NHS England advice on preventing facial skin damage from wearing FFP2 and FFP3 masks says skin can be protected with careful doffing of a mask. ‘

Take time to fit your mask before starting a clinical consultation. Ensure all folds in your mask have been used to optimise the correct fit for you and do not over-tighten. If you feel your mask is digging in, move away from direct patient contact, remove the mask using doffing guidance and allow the skin to recover for approximately five minutes. Replace your mask with a new one ensuring a good fit.’

When it comes to protecting the skin from rubbing, the guidance recommends the use of skin barrier product that dries quickly and does not leave residue as this may ‘ball’ under the mask and cause further problems. 

These products, which include Cavilon and Medi-Derma S are more often used on fragile intact skin as a skin protector or before the application of an adhesive dressing.

    How to protect your skin

    Before your shift

    • Drink plenty of water to hydrate the skin
    • If using a moisturiser, do so at least 30 minutes before donning PPE
    • Apply a liquid barrier film and allow to dry

    While at work

    • Ensure your PPE is properly fitted and use face masks with ties, if available
    • Put masks on carefully and change if uncomfortable
    • If visors or goggles are being cleaned with wipes, allow them to dry before wearing
    • Wash hands with soap and water and/or alcohol rub.
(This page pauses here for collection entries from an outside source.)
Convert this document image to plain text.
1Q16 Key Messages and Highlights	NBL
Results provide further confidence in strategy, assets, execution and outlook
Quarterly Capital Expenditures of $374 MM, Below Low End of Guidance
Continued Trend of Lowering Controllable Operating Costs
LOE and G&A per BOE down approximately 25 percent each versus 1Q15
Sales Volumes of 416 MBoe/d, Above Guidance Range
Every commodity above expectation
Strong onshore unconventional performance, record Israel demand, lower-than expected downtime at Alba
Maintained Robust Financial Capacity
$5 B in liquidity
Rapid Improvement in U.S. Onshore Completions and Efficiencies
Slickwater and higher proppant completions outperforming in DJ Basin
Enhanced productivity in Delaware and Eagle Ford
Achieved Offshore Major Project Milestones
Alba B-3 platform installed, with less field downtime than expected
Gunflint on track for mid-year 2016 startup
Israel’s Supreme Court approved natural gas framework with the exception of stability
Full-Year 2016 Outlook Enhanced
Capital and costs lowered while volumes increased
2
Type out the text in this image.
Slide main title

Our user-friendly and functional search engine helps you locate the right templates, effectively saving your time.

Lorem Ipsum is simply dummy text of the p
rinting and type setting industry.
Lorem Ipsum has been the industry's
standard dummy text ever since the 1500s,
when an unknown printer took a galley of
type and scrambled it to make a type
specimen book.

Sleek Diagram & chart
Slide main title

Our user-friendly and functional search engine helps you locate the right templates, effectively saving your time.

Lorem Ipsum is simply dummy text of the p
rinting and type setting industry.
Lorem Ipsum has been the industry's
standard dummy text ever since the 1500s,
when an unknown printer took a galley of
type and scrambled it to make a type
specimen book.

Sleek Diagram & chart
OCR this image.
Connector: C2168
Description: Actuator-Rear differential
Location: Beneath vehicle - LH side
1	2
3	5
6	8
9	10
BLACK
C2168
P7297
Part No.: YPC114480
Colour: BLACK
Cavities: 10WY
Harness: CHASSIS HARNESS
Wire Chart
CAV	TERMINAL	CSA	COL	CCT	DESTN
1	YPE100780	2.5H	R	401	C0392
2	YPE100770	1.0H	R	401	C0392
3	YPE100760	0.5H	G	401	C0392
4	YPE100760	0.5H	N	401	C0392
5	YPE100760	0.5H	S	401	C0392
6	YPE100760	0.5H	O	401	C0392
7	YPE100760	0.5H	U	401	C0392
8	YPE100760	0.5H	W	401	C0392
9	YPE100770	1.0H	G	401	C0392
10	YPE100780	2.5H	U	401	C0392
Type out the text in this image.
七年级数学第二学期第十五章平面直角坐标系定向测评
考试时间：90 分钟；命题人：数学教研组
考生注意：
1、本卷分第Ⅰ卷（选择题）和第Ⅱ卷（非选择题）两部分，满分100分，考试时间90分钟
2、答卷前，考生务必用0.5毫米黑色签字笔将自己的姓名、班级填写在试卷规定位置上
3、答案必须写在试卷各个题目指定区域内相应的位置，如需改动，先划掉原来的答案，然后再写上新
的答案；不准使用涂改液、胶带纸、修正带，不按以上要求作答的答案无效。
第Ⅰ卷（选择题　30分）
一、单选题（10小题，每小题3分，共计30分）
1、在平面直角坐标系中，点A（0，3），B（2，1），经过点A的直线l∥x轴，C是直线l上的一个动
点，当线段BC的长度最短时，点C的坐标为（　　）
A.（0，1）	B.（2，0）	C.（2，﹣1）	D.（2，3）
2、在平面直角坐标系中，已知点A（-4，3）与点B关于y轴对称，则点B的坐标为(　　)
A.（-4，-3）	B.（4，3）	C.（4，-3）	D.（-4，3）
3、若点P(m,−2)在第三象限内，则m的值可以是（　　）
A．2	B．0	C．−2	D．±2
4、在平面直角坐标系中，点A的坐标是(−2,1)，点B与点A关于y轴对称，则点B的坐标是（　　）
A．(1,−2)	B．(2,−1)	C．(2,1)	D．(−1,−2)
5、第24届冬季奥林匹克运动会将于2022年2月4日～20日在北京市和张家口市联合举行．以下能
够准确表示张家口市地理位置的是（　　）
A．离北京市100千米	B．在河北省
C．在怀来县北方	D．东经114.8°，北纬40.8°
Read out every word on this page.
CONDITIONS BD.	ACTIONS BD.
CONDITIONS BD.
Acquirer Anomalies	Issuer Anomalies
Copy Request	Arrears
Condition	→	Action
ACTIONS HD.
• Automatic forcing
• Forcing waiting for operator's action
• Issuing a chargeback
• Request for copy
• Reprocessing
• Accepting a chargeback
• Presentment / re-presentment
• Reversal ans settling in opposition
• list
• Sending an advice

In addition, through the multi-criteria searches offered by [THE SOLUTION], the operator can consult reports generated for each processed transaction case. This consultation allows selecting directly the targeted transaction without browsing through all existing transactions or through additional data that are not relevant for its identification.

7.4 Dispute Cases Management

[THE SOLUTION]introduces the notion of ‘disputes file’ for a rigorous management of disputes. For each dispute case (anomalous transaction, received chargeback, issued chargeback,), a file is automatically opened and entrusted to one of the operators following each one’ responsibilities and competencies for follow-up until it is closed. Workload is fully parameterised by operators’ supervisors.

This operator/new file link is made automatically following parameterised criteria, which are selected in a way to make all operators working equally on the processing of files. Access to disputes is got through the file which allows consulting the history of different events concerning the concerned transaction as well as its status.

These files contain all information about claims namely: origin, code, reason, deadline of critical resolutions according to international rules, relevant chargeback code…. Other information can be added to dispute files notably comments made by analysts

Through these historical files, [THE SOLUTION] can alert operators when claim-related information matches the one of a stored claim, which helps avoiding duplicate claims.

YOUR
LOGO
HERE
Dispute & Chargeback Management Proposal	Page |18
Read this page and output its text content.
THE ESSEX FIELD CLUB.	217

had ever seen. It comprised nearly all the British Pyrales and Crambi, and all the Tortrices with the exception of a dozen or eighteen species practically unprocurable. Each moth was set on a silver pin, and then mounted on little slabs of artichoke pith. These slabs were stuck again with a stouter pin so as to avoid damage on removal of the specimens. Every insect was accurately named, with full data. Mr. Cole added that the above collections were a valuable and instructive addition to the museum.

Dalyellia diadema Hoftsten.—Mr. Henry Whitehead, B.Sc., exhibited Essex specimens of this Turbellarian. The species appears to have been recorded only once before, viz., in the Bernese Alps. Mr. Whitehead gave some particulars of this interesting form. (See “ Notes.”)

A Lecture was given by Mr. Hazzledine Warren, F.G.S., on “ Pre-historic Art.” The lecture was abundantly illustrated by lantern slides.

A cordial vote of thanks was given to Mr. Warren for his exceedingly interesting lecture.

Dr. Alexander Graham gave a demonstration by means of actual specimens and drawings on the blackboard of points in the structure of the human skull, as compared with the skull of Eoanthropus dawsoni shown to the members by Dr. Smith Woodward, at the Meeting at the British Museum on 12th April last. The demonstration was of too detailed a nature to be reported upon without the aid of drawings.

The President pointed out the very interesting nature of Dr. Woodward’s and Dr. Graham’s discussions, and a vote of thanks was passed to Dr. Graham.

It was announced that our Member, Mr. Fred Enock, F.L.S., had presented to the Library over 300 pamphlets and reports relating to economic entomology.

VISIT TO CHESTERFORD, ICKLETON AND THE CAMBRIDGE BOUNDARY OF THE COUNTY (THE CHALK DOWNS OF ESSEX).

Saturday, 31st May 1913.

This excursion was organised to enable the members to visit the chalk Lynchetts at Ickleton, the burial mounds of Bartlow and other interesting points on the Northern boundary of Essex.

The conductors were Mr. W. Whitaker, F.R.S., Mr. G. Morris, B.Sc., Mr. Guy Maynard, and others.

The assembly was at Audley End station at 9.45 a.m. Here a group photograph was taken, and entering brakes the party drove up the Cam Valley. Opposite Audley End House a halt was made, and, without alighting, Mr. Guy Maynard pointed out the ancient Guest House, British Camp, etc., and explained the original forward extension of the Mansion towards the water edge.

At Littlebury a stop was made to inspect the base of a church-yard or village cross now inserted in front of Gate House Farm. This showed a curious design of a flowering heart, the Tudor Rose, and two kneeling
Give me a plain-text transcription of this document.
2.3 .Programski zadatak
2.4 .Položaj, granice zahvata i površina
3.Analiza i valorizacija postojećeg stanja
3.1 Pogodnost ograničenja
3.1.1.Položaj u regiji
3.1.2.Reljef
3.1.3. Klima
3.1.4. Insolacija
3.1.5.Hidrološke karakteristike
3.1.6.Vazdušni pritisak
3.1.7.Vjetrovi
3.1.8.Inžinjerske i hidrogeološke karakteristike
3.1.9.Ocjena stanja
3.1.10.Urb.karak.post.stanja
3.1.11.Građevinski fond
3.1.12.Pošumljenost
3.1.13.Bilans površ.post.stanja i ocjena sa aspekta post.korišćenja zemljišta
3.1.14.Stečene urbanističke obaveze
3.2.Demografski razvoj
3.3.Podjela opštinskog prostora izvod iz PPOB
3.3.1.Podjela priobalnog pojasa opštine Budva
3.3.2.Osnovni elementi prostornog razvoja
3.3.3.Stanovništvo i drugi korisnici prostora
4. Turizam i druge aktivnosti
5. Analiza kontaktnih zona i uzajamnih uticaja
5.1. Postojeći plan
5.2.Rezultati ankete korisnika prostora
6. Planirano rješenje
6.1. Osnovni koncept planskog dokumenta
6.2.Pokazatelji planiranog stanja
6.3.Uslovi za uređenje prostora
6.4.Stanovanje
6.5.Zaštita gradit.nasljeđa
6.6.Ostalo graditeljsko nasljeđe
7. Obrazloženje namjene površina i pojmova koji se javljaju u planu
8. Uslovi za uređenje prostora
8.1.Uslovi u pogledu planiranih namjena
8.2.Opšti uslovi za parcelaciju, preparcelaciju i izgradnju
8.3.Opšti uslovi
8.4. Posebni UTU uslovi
Pat hands dry rather than rubbing
    • Hydrate when possible
    • Try not to wear PPE, especially FFP3 masks, for more than two hours at a time

    After your shift ends

    • You can wash your hands with a soap substitute at home
    • Apply moisturiser/emollient to hands and face
    • Drink lots of water

     

    Liquid barrier film can minimise risk of pressure damage

    Mr Collier says using these products will minimise the risk of damage to the skin.


    Mark Collier: ‘Clean, protect and restore’

    ‘Pressure damage is exacerbated by moisture, and wearing PPE for any length of time will result in the wearers’ skin getting warm and sweaty,’ says Mr Collier.

    ‘So even skin that can normally tolerate a certain amount of pressure will be predisposed to damage much earlier at the moment. A liquid barrier film is easy to apply and dries in only 30 seconds. It should then maintain its function for at least two days, even with normal washing.’

    This can generally be applied with a single-use swab on any part of the face where the skin is at risk from pressure damage, on the cheeks, forehead and around the ears.

    ‘These products should be widely available in NHS trusts, care homes and the community, and I would be very disappointed if they were not,’ Mr Collier says.

    Barrier dressing tapes such as DuoDERM Extra Thin, SilDerm or Mepitac can be used under masks and goggles to mitigate pressure, according to a joint statement from the British Society for Cutaneous Allergy (BSCA) and British Association of Dermatologists (BAD).

    But NHS England says dressings should not be used with FFP2 and 3 masks as they can affect the fit.


    Nurses are often advised to use a
    soap substitute to protect the skin

    What about using soap substitutes?

    When it comes to handwashing, nurses are often advised to use a soap substitute, such as Dermol 500, instead of soap to protect the skin on their hands.

    However, BSCA and BAD advise that Dermol 500 and Stellisept cleansers do not deactivate coronavirus, so should not be used at work, however they can be used by nurses at home to minimise damage to the skin.

    NHS guidance doesn’t say whether soap substitutes are acceptable, only that hands should be washed and alcohol rub used.

    The ‘cleanse, protect and restore’ approach to skin care

    When skin on the face or hands is sore and when you are not at work, the application of plain petroleum jelly and other emollients, such as Aquaphor, plus mild-to-moderate topical steroids is helpful, according to the joint statement from BSCA and BAD. Some trusts are providing emollients and topical steroids free of charge to staff.

    If skin damage occurs, PHE says that nurses should inform their line manager and fill in an incident form.